BANGOR- Thanksgiving is around the corner and many people are buzzing with excitement, but with bees on the decline, many ingredients that make up our favorite dishes are being threatened.
“In the winter of 2017-2018, Maine actually lost over 50% of their bee population,” said Anya Fetcher, the state director of Environment Maine. “This doesn’t just affect honeybees, it affects native bees, which the blueberry industry relies on.”
Sunday afternoon, people visiting the Bangor Farmers Market had a chance to learn about the effects the decreasing bee population has on agriculture and about what’s being done to stop it.

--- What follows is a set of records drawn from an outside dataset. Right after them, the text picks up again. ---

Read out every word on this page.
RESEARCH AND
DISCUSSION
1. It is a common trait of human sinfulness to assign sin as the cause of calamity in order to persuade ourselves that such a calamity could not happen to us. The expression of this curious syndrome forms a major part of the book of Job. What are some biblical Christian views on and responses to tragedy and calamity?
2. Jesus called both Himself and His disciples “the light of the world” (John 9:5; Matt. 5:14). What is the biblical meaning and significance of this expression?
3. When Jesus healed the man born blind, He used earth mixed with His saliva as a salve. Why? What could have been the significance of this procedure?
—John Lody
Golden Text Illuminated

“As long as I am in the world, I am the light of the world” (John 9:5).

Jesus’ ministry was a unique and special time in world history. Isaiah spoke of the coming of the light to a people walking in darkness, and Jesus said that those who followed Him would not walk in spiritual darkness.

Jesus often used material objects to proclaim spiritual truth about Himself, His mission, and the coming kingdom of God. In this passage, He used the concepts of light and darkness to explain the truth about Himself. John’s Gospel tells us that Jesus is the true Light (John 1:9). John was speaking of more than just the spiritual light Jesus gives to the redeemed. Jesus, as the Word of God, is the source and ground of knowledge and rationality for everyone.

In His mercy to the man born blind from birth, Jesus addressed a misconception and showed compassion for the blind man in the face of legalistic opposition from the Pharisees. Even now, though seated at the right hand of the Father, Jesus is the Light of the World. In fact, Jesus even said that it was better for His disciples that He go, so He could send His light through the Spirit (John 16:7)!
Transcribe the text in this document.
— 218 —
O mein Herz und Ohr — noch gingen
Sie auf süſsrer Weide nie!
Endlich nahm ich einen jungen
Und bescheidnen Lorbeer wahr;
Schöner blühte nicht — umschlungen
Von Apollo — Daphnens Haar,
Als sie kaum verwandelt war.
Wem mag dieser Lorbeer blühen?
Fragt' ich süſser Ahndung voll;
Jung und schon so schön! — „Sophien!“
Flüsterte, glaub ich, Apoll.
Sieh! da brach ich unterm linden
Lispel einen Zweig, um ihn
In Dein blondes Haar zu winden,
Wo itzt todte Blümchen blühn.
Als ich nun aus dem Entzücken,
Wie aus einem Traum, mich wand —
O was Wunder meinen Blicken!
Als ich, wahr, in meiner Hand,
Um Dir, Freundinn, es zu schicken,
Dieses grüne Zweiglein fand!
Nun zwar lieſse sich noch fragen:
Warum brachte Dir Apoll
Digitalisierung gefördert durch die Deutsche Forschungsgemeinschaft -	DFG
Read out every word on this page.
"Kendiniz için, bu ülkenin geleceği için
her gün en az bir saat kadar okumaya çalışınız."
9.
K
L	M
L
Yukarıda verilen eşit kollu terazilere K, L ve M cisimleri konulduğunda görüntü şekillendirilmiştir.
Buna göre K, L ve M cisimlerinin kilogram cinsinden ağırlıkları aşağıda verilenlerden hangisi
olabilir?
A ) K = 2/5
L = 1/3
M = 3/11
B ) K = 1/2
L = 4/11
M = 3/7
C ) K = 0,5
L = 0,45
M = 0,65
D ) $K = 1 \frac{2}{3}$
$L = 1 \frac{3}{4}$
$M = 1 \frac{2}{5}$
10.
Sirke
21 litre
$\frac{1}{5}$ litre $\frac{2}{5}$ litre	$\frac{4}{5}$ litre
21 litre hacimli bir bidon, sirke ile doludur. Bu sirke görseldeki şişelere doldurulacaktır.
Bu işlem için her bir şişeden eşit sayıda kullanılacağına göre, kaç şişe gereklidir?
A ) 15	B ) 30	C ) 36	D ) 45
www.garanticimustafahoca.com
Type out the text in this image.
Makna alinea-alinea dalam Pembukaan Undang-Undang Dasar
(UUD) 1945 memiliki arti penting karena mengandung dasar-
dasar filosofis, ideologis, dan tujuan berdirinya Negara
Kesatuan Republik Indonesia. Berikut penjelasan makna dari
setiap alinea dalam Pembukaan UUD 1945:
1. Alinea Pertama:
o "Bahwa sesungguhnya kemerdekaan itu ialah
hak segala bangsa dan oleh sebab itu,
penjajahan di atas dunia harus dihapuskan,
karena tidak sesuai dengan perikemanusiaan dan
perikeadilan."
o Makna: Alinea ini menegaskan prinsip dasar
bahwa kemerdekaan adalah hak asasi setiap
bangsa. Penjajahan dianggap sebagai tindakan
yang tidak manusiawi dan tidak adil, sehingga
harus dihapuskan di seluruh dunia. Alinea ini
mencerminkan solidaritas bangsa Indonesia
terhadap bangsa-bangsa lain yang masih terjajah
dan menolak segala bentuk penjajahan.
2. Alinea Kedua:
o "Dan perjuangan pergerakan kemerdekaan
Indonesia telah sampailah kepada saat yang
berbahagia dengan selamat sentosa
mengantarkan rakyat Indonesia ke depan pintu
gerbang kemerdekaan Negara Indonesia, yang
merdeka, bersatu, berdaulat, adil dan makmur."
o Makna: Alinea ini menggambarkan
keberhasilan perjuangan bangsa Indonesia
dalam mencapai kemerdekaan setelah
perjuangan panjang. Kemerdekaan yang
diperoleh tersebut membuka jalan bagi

“I sponsored legislation for next session in order to remove the most toxic of the of neonicotinoids pesticides, the ones that are most persistent and most lethal to bees and butterflies,” said Representative Nicole Grohoski.
Recipes inside the food containers on the table showed what would be left to cook with if bees weren’t around.
For example, cranberry sauce would just be ginger and some sugar.
“These neonics target the brain similar to the way nicotine targets the human brain,” Fetcher explained. “It slows them down. It actually effects their navigation skills and reproductive skills and actually inhibits their immune system.”
This group of pesticides has already been banned in the UK and Canada.
“We need to think about this as not just there’s a few fewer bees out there, but at the end of the day, if we don’t have our bees, we don’t have our food,” Fetcher said.